2. The small-reactor moonshots. Oklo (OKLO) and NuScale (SMR) are bets on technology that mostly isn't generating commercial power yet. The upside is huge, the execution risk is just as big, and the volatility is brutal. NuScale has swung between roughly $9 and $57 over the past year and, as of late June 2026, trades around $11, down sharply on the year. Oklo has also pulled back hard in 2026 after a massive prior run, even with Nvidia's Jensen Huang publicly backing nuclear for AI. NuScale is the only US company with an NRC-certified SMR design, and it now has two approved. Just remember what you're buying: a 2030s story priced today, which is exactly why these names whip around so violently.

3. The fuel. More reactors means more uranium, and the supply math is tight. Uranium has been holding around $86 a pound, and Cameco (CCJ), the big Western miner, has delivery commitments running well above its planned production through 2030. That gap is the bull case for the fuel side in one sentence. Nuclear and uranium funds have been among the hottest trades of the AI-power theme over the past couple of years, though the most speculative names have cooled off in 2026.

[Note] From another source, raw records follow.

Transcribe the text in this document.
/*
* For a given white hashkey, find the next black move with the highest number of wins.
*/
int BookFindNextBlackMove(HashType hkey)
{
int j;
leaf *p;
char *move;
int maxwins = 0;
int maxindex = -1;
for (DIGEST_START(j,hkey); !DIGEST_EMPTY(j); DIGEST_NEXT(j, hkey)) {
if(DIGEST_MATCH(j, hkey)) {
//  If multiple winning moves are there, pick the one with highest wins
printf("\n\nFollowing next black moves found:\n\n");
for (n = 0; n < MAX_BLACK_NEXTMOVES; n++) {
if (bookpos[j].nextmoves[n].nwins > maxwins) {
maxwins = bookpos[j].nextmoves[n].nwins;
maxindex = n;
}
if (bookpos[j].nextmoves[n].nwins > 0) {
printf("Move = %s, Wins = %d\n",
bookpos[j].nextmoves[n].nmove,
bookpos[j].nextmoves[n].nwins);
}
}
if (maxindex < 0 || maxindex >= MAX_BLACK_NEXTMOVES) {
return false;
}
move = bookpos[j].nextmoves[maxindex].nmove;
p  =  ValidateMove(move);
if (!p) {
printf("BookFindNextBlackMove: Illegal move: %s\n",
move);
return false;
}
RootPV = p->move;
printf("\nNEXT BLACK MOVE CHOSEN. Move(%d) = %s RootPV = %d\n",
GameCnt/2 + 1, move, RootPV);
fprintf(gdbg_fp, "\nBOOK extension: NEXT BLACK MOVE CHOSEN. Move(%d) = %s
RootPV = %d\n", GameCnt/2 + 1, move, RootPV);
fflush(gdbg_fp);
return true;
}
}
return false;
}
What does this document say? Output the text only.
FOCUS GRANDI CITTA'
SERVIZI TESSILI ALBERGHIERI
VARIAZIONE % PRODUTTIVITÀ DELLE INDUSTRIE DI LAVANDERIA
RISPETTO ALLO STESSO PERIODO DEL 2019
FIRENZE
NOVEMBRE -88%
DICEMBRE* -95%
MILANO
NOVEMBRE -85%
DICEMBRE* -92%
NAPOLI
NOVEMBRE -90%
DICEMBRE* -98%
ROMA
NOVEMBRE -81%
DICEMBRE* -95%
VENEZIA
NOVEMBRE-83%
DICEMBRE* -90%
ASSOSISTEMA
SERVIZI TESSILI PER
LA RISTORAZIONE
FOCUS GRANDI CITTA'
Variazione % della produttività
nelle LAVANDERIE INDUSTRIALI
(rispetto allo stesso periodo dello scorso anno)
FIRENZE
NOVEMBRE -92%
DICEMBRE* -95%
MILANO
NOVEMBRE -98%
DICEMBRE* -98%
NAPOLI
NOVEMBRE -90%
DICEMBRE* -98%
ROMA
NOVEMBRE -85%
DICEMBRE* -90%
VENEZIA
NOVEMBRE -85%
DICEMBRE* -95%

The risks worth respecting

This is a genuinely exciting theme, which is exactly why it's worth staying clear-eyed. A few things to keep in mind:

• Timelines are long. New reactors take years to permit and build. The SMR names could deliver and still not produce meaningful power until the 2030s. The stock can get ahead of the actual electrons.
• A lot is already priced in. After moves like Oklo's, a chunk of the good news is in these stocks. It's a "bubble within a bubble" worry that rhymes with the broader AI valuation debate.
• The near-term reality is gas, not nuclear. If you're betting on nuclear to solve AI's power crunch in 2026, the data says you're early. The immediate fix is natural gas and renewables; nuclear is the longer game plus the plant restarts.
• Regulation and politics can speed this up or slow it down in a hurry.

Bottom line

AI's power problem is real, it's huge, and it isn't going away, which makes nuclear one of the most interesting long-term beneficiaries of the entire AI boom. The smart way to look at it is to separate the buckets: the utilities that own reactors and are banking hyperscaler money today, the small-reactor startups that are thrilling but speculative and years out, and the uranium underneath all of it. The chips get the headlines. Increasingly, the power behind them is the story worth watching.

Sources

• International Energy Agency, Data centres and data transmission networks

This is analysis and opinion for information only, not investment advice, and I'm not a financial advisor. Figures come from market reporting, the IEA, and analyst estimates as of mid-2026 and vary by source, so do your own research and confirm current numbers before making any decisions.